In future releases, Siemens plan to integrate this feature with the third element of the strategy, the Mobile UC client for RIM, Symbian (Nokia) and Windows Mobile 6.1 devices.
As an aside, we did speak about Microsoft’s poor support for mobile UC from other vendors. Microsoft has consistently refused to allow convenient support for a non-Microsoft UI or communications interaction while their competitors (Nokia and to a lesser extent RIM) have a more robust development environment making their devices more suitable for enterprise UC. Microsoft should stop pulling its punches and allow developers more leeway in developing fully featured mobile UC for their OS, otherwise users will be presented half-hearted, half-featured buggy mobile UC applications. Certainly, not the best method for promoting your OS.
The third element in the Siemens strategy is the Siemens Mobile UC client. This is a SIP endpoint with support for presence setting, call flow management, initiation and joining of conference calls, view the contact list with presence indication, initiation of group call to a workgroup and call log. Supported on RIM, Symbian, Windows Mobile and most recently, the Apple iPhone devices, the Mobile UC client offers a wide array of mobile UC features including user control of their mobile communications experience.

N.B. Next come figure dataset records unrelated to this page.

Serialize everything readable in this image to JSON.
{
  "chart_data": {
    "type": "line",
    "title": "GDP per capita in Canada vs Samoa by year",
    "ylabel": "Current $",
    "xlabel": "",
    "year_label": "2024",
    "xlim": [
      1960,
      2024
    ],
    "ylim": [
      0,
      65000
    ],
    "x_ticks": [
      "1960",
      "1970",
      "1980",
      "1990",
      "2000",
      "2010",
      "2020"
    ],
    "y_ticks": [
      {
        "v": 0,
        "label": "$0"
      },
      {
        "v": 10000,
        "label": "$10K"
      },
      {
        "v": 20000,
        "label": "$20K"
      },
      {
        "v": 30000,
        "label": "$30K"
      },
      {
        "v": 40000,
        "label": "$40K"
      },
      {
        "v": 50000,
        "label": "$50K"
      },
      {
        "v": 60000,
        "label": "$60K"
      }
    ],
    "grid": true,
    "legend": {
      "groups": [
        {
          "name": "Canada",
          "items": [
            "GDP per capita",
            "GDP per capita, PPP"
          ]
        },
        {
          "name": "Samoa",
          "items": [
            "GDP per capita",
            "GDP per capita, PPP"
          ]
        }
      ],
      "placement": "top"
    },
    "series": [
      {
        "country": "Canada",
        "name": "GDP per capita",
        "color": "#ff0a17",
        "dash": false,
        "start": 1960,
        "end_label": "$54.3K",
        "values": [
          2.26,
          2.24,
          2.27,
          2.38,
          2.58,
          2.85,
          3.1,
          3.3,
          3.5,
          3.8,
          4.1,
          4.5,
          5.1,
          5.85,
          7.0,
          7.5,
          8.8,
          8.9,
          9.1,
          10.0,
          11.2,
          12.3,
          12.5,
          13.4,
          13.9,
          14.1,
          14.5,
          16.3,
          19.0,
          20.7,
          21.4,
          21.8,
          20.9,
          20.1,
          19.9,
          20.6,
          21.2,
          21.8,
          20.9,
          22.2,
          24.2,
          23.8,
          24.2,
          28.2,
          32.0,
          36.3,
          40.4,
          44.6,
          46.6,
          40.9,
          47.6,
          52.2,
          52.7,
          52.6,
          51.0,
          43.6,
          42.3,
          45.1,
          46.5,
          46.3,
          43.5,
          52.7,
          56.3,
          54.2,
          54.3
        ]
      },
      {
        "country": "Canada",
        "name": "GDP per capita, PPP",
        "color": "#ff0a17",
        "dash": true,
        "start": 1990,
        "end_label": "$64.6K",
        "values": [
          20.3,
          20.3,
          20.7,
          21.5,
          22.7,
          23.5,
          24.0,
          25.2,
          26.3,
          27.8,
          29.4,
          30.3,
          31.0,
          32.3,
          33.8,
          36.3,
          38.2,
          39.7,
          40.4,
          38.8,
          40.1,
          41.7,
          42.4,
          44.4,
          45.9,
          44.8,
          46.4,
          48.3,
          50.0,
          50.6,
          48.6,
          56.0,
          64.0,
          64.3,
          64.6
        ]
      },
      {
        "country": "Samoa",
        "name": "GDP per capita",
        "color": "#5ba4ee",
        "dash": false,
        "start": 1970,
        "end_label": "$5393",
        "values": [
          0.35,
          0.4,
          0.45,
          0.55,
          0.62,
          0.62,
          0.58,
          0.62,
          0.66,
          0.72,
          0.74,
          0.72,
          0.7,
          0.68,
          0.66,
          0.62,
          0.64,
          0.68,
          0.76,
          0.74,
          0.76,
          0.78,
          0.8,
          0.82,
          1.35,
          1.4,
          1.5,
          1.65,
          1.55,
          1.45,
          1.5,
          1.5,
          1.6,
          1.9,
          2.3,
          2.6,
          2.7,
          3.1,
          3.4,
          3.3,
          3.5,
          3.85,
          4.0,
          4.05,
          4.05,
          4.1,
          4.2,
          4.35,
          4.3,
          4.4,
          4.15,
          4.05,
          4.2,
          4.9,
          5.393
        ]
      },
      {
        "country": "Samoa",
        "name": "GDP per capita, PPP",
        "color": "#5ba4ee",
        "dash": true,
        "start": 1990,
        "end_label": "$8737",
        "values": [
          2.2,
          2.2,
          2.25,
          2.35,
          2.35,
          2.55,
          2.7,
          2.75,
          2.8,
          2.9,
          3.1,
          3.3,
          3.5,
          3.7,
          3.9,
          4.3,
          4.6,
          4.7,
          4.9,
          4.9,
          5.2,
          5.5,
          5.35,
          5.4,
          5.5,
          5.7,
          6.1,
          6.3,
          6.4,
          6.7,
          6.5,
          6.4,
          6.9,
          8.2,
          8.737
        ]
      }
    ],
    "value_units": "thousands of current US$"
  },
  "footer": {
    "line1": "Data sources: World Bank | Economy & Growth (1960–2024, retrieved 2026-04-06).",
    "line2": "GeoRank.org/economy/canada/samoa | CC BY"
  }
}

Siemens has a solid base of enterprise customers in telephony products and services with needs for mobile UC capabilities, so merely having a competent offering will be useful in meeting these needs. The MobileConnect offering is less valuable for most users, except in circumstances like campus workers where the dual-mode device is the preferred platform because consistent session quality is maintained regardless of public wireless strength. The power of the WiFi infrastructure offering is that is enables higher quality user experience and security in the demanding, unlicensed campus setting. Siemens mobility is a mobile UC power to be reckoned with.